Das Schloss ist untrennbar von der Familie Polier, einschließlich Herailh de Polier, dem Siegelhalter des Königs, der seinen Bau befahl, heute sichtbar zu sein. Im 16. Jahrhundert ging er durch ein Bündnis mit der Familie Murat de Rochemore: Catherine de Polhier, eine einzigartige Erbin, brachte 1593 ihren Mann François de Murat in Tausch. Ihr Nachkommen, Claude de Murat (1599–?), Marshal der Lager des Königs, verewigt die Linie, bevor der Nachlass an den Lastic-Sieujac im 18. Jahrhundert verkauft wurde. Später, im 19. Jahrhundert, wurde das Schloss die Sommerresidenz der Bischöfe von Saint-Flour.

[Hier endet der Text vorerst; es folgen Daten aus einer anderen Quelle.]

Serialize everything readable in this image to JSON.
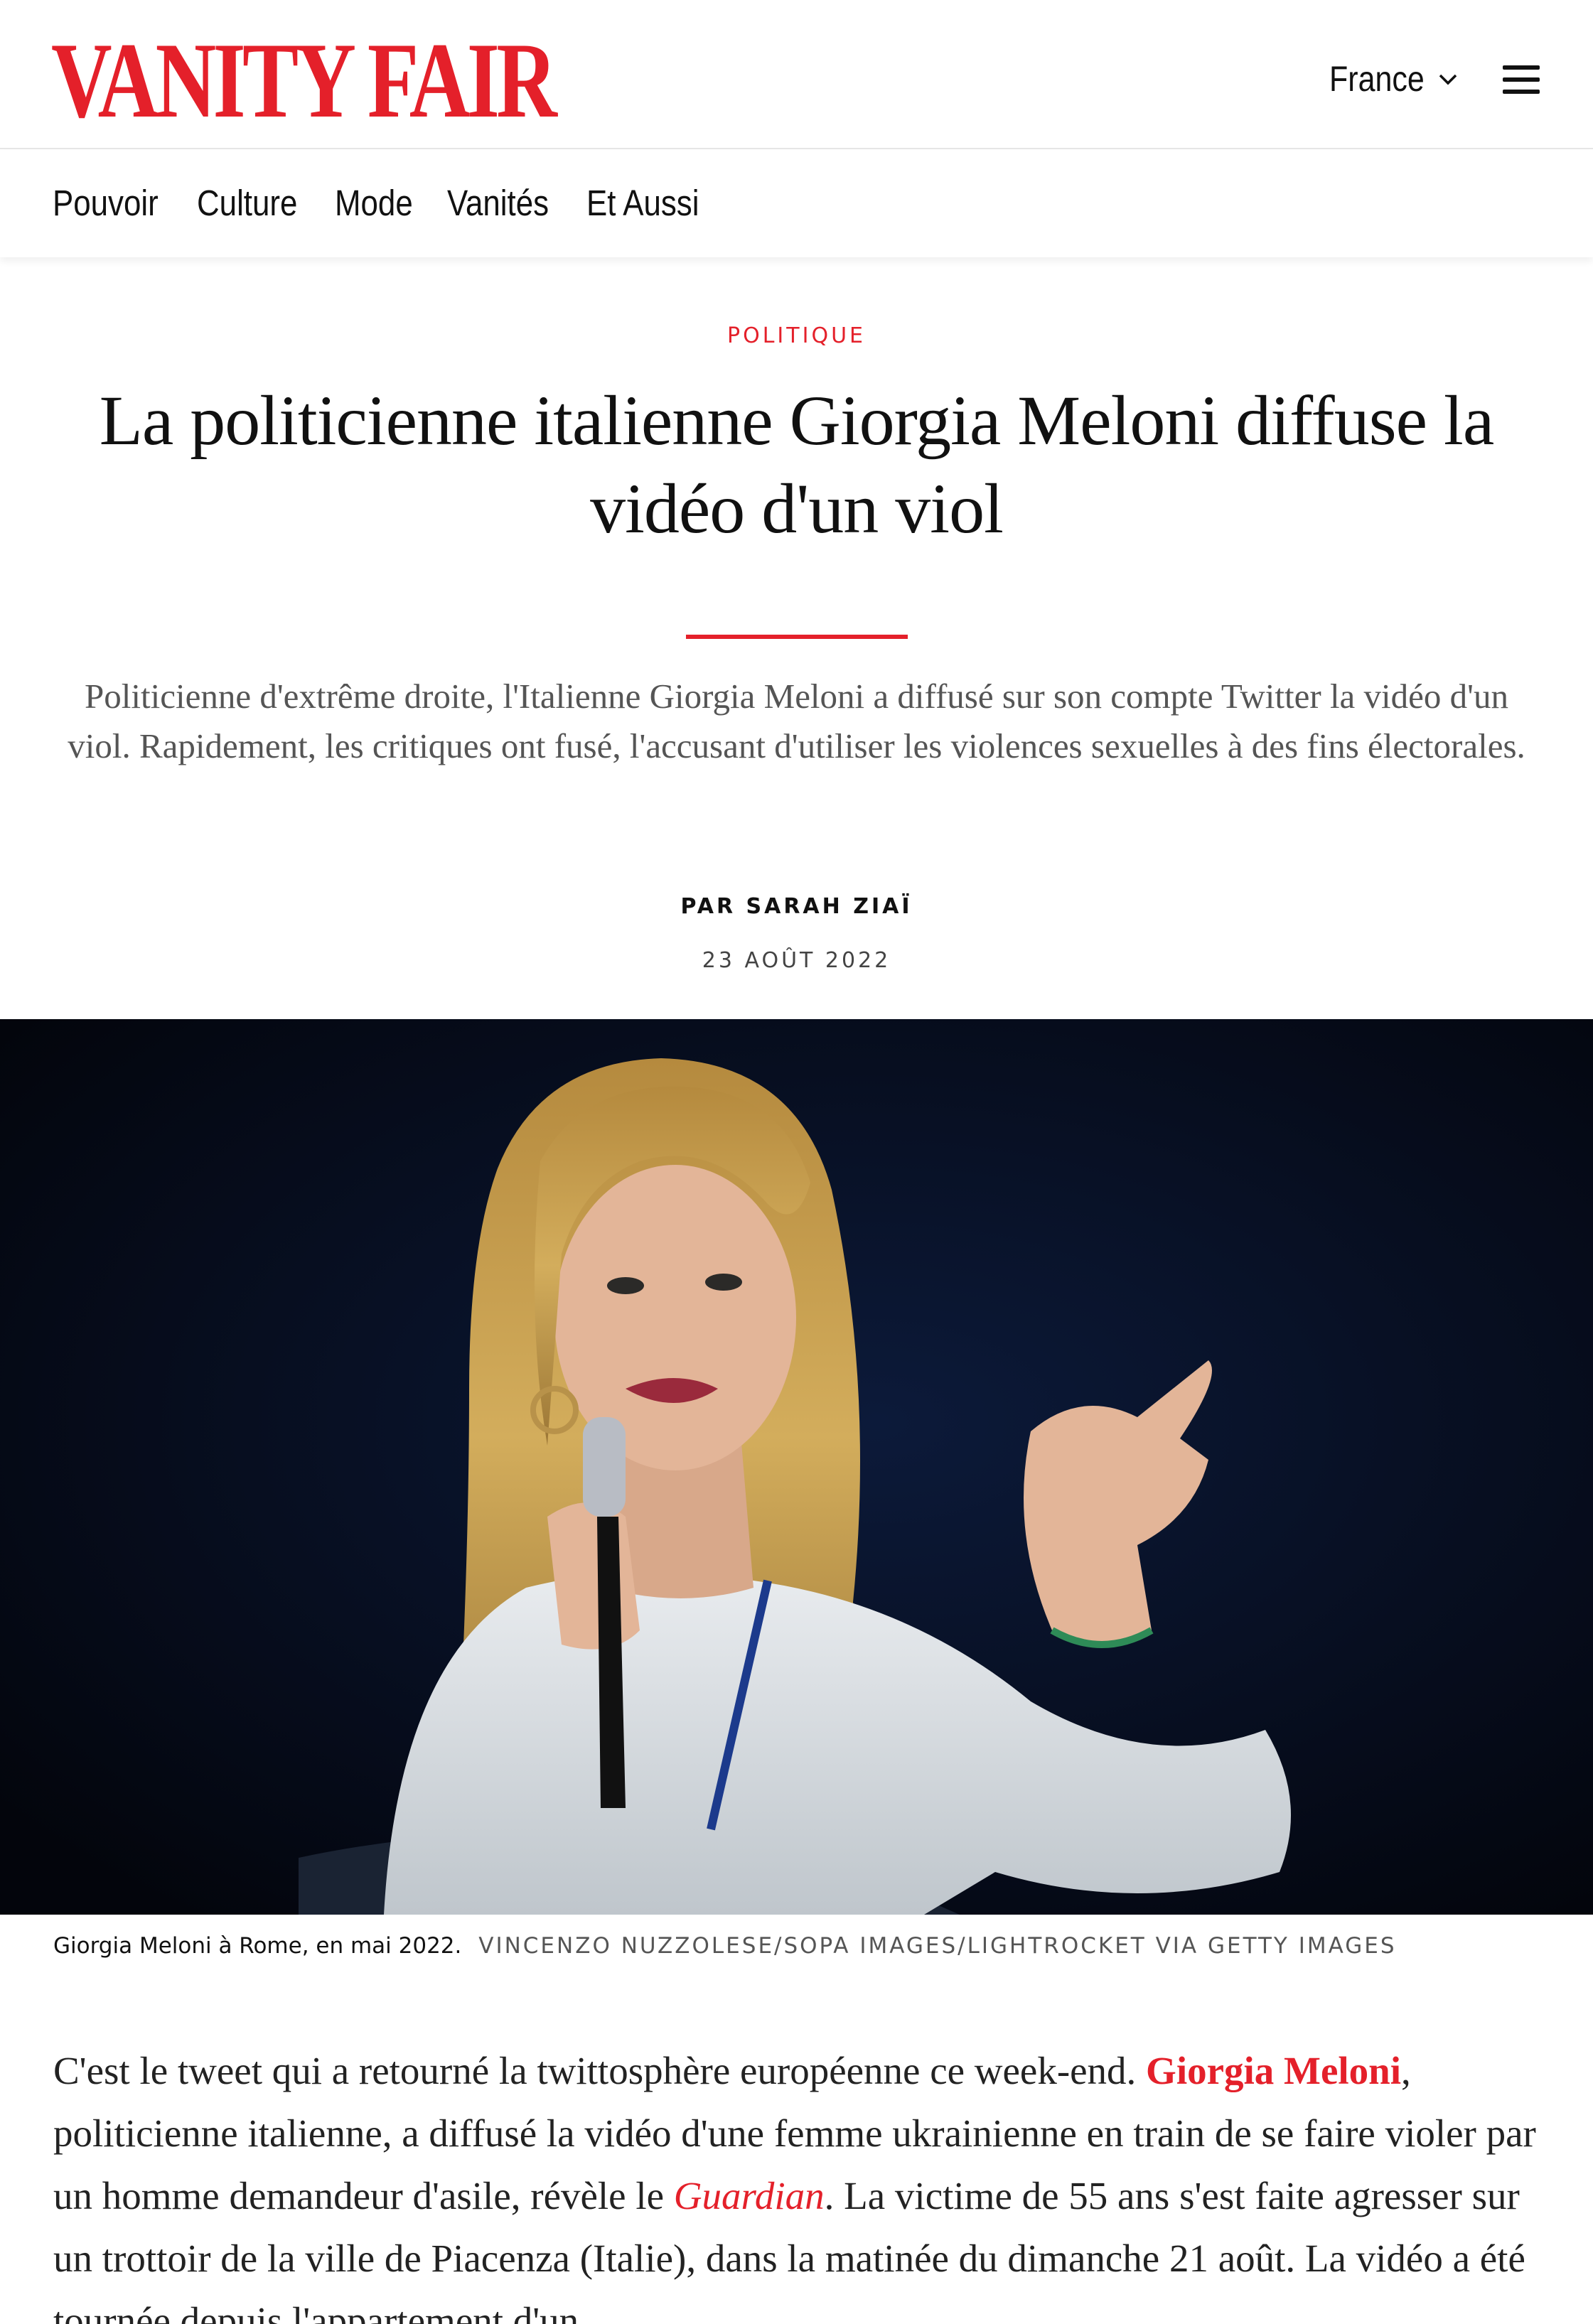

Der Standort zeichnet sich auch durch seinen mittelalterlichen Garten aus, der in sechs Quadraten von Boxwood-Gebäude medizinische und aromatische Pflanzen (Absauge, Rosmarin,...) organisiert ist, einen Garten der einfachen typisch für das Mittelalter rekonstruieren. Diese Besonderheit, kombiniert mit ihrer Architektur, verdiente es eine Inschrift bei den historischen Denkmälern im Jahr 1982, was seinen Erbe Wert hervorhebt. Die angrenzenden Gebäude, wie die Kapelle (1843) und Stallungen, zeugen von späteren Anpassungen an landwirtschaftliche und religiöse Zwecke.

Historische Quellen nennen einen ersten Hinweis auf den Fäustling in 1484, was auf eine alte seigneuriale Besetzung. Im 16. und 17. Jahrhundert fanden jedoch große Transformationen statt, unter dem Anstoß der lokalen Adelsfamilien. Heute verbindet das Schloss defensive Erbe, aristokratische Residenz und Ort der Anbetung, die die sozialen und architektonischen Veränderungen der Haute-Auvergne im Laufe der Jahrhunderte illustriert.